At this time, I swap my active database table to Real Time 2, and sum the batch result with the delta to get a consistent, up-to-date count. I then reset table Real Time 1 to 0 so it can start recording deltas from t1.

And the the next round begins with table Real Time 2 storing the consistent up-to-date values.

Correctness of the data being displayed to the user requires that each of the above steps are performed only after the previous step has been fully completed, and the results have been written out. Rather than scheduling these steps based on time of day, scheduling them sequentially allows for scalability as processing time increases with dataset size. Workflows in a system like this can become very complex as when more features are added, the various jobs scheduled have dependencies and use shared resources in a production system. Hence, platforms which can programmatically schedule and monitor workflows are used to manage these systems. In this project, I used Airflow — a scheduling and monitoring platform by Airbnb, which models the sequence of tasks and upstream dependencies as a directed acyclic graph. Airflow is a Python implementation that can model individual jobs as Bash operators. This makes Airflow simple to use, since anything that can be called by Bash can be called directly by Airflow. The programmatic interface is less verbose than XML configuration based tools such as Oozie, and the use of the Bash operator results in less coding than with a tool like Luigi, which models each job as a Python object. By wrapping each task as a Bash command, each step in the process of combining the real-time and batch results are performed only after the previous step exits successfully.

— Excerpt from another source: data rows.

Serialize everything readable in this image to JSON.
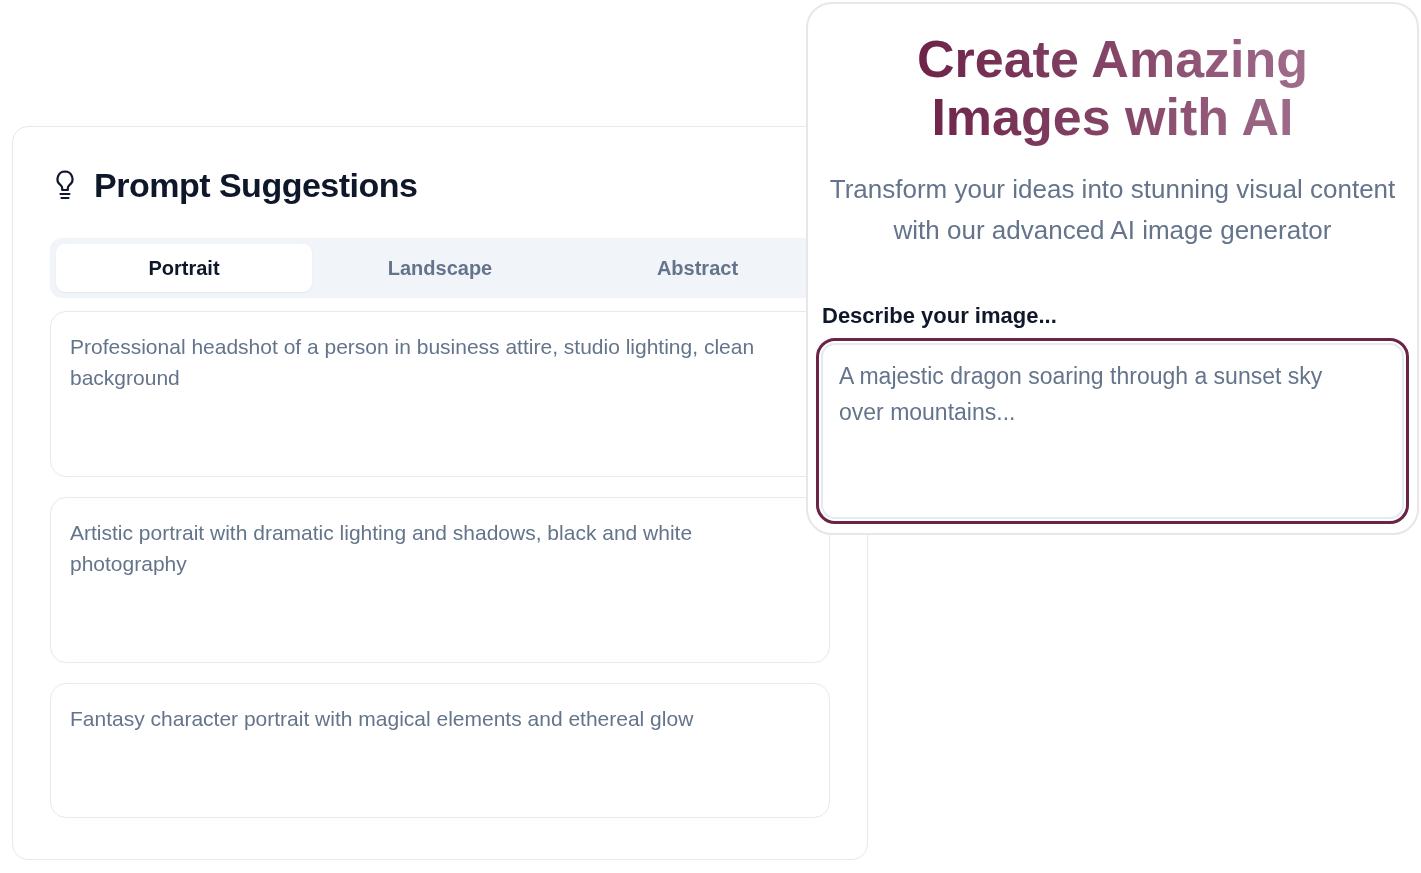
{
  "suggestions_panel": {
    "title": "Prompt Suggestions",
    "tabs": [
      {
        "label": "Portrait",
        "selected": true
      },
      {
        "label": "Landscape",
        "selected": false
      },
      {
        "label": "Abstract",
        "selected": false
      }
    ],
    "suggestions": [
      "Professional headshot of a person in business attire, studio lighting, clean background",
      "Artistic portrait with dramatic lighting and shadows, black and white photography",
      "Fantasy character portrait with magical elements and ethereal glow"
    ]
  },
  "generator_panel": {
    "title": "Create Amazing Images with AI",
    "subtitle": "Transform your ideas into stunning visual content with our advanced AI image generator",
    "prompt_label": "Describe your image...",
    "prompt_input": {
      "placeholder": "A majestic dragon soaring through a sunset sky over mountains...",
      "focused": true
    }
  }
}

In summary, Lambda Architecture involves having both a batch layer and a real-time layer processing historical data and real-time updates respectively to get robust, real-time results on top of a horizontally scalable hardware platform where failures are expected. For Lambda Architecture to be a viable solution, the data processing in the two layers must be designed such that the results of the batch layer can be combined with the live data streams that were read into the real-time layer. For this project, a second database table holding only the sums for inputs, not yet read into the batch layer, allows for a simple sum to aggregate the batch and real-time counts. This is how I track real-time updates in a highly available, eventually consistent system using Lambda Architecture.